Editor’s Note: This post is by John F. Olson of Gibson, Dunn & Crutcher LLP.
Several noteworthy developments recently occurred regarding director independence. First, on August 8, 2008, the Securities and Exchange Commission (the SEC) approved amendments to the definition of “independent director” under the NASDAQ Stock Market Rules, which have gone into effect. Second, on August 12, 2008, the New York Stock Exchange (the NYSE) filed rule changes with the SEC to amend two of its director independence tests; these rules do not require SEC approval and apply beginning September 11, 2008. Finally, on August 5, 2008, the SEC announced the settlement of an enforcement action involving a former director who failed to disclose a business relationship with the auditor of three companies on whose boards he served, thereby causing the companies to violate the federal securities laws.
NASDAQ Amendments
The SEC approved an amendment to NASDAQ Rule 4200(a)(15), which sets forth several tests to determine whether a director of a listed company is independent.[1] Prior to the amendment, Rule 4200(a)(15)(B) provided that a director would not be considered independent if the director or an immediate family member accepted any compensation from the listed company in excess of $100,000 during any period of 12 consecutive months within the three years preceding the determination of independence (excluding compensation for board or board committee service, compensation paid to an immediate family member as a non-executive employee, benefits paid under a tax-qualified retirement plan and non-discretionary compensation). The amendment increased the dollar threshold from $100,000 to $120,000. This amendment was adopted in response to the SEC’s 2006 amendment to Item 404 of Regulation S-K, which increased to $120,000 the dollar threshold applicable to disclosure of related party transactions. The NASDAQ rule change has gone into effect.
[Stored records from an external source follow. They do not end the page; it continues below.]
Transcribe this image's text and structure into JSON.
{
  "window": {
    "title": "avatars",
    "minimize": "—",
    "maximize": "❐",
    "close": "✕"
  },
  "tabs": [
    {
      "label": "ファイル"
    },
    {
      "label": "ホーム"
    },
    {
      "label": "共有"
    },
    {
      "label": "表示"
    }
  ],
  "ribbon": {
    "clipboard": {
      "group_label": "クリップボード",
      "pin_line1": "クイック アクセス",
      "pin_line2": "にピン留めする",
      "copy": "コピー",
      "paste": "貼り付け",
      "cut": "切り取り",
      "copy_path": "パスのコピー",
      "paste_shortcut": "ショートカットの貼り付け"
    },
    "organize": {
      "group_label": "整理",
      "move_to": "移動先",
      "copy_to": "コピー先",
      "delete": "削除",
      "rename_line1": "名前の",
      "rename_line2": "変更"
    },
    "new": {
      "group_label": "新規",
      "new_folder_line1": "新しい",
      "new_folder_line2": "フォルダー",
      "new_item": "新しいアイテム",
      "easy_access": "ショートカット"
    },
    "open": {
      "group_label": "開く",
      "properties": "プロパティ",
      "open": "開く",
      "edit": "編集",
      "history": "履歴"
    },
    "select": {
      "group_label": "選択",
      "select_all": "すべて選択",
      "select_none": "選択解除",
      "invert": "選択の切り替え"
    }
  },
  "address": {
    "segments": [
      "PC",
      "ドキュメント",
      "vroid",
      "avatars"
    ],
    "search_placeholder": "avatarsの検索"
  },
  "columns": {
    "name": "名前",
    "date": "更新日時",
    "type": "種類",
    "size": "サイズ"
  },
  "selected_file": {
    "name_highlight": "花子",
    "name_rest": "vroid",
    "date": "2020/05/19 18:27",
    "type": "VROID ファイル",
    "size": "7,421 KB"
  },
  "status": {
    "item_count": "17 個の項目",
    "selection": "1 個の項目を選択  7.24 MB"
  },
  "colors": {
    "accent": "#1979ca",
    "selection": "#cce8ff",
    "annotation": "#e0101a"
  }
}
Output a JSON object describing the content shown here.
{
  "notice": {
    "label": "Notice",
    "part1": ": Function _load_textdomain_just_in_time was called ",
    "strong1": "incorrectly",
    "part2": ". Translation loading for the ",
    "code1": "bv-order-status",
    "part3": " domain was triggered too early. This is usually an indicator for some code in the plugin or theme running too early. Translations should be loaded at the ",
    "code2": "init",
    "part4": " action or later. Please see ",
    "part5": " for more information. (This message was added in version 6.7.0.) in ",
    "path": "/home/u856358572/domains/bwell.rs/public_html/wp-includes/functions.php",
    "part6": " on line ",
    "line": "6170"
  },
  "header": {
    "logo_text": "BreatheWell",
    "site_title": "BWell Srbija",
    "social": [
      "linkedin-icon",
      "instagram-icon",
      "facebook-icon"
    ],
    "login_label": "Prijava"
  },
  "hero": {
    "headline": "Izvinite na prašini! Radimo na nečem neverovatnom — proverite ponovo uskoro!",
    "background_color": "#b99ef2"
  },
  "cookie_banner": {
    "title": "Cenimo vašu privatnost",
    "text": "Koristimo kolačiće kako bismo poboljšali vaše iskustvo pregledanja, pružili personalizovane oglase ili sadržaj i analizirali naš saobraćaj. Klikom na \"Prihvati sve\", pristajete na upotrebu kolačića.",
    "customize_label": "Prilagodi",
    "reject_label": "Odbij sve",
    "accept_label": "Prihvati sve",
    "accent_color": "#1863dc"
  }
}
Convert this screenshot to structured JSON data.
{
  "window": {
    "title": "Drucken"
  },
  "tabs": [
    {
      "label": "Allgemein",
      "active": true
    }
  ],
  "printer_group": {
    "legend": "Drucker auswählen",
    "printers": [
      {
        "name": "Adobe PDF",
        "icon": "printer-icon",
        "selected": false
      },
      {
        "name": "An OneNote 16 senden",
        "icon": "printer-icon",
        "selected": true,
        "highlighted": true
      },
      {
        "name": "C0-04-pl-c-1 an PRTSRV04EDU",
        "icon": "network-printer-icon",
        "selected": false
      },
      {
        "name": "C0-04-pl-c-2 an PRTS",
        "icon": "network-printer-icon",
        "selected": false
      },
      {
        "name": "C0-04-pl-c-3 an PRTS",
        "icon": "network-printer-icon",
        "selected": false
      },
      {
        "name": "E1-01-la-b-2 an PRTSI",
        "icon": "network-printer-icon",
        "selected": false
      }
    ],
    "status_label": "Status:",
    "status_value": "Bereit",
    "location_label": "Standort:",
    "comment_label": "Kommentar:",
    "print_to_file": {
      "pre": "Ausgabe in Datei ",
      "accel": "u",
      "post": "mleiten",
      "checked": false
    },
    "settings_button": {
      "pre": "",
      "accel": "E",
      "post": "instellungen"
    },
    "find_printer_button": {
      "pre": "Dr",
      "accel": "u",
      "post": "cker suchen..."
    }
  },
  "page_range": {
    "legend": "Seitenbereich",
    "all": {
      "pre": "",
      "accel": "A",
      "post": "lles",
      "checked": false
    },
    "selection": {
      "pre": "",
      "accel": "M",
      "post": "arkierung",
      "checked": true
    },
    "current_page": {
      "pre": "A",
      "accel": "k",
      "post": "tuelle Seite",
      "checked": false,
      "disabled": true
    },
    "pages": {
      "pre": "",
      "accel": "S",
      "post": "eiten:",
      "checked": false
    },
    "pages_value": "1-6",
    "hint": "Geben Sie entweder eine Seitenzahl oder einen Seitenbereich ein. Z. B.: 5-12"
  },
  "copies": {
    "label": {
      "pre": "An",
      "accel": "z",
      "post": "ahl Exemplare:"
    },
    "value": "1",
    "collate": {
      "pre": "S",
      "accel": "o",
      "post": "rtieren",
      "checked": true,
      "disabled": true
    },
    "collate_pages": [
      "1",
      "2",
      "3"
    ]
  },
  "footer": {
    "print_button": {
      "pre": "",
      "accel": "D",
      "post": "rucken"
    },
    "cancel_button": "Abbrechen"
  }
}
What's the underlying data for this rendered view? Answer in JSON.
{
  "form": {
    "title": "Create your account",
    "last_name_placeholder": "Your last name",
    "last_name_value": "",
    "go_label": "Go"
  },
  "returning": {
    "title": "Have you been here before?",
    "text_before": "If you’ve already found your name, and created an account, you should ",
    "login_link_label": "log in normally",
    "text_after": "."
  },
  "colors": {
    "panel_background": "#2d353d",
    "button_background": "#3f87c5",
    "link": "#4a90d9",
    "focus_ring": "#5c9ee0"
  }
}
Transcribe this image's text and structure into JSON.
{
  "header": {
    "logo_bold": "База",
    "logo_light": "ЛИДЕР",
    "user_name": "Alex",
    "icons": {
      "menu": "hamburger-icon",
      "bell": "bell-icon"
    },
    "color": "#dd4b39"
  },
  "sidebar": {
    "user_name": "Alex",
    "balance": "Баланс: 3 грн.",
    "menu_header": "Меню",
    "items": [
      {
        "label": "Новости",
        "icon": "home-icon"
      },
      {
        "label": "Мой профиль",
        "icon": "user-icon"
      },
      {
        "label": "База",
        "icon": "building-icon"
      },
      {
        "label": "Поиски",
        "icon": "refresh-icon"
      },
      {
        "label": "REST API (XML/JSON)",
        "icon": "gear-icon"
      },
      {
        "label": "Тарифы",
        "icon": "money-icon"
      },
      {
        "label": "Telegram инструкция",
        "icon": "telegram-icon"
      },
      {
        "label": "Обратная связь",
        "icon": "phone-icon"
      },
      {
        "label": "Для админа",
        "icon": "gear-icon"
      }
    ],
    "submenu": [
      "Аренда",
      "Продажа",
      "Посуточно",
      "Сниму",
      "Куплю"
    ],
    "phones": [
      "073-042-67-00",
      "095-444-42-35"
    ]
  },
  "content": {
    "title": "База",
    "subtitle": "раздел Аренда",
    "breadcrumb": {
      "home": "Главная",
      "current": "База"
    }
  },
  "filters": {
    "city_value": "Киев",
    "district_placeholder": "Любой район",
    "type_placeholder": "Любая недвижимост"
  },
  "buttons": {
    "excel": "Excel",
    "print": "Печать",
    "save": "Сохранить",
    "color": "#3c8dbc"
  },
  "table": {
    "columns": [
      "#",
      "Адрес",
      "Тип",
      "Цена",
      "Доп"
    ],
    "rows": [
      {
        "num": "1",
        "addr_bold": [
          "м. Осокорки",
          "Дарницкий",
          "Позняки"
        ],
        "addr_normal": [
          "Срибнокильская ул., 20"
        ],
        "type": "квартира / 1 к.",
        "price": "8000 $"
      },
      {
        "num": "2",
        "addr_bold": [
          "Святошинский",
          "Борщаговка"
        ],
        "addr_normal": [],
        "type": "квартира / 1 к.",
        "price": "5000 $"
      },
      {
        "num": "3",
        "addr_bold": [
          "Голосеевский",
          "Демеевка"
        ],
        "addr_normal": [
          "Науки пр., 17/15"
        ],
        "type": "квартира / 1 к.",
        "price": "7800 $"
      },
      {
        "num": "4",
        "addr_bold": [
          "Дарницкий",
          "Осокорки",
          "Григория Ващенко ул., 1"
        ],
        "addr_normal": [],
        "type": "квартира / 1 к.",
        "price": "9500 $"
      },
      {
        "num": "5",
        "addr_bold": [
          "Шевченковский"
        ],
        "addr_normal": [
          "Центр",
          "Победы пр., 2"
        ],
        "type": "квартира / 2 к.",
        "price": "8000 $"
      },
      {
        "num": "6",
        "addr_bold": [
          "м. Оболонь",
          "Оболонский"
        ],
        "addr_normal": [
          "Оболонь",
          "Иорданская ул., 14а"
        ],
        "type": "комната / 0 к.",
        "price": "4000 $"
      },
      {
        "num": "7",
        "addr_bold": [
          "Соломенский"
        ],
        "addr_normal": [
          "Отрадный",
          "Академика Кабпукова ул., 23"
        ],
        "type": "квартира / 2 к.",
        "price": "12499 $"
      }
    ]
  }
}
New York Stock Exchange Amendments
The NYSE amendments modify the bright line independence tests set forth in Section 303A.02(b) of the NYSE Listed Company Manual in two respects.[2] The first amendment modifies Section 303A.02(b)(ii) to increase from $100,000 to $120,000 the amount of direct compensation (other than director or committee fees and pension or other forms of deferred compensation for prior service), that a director or members of a director’s immediate family may receive from a listed company in a 12-month period within the prior three years and still be considered an independent director. As with the similar NASDAQ amendment, the NYSE’s amendment was adopted to align the NYSE rules with the disclosure requirements set forth in Item 404 of Regulation S-K.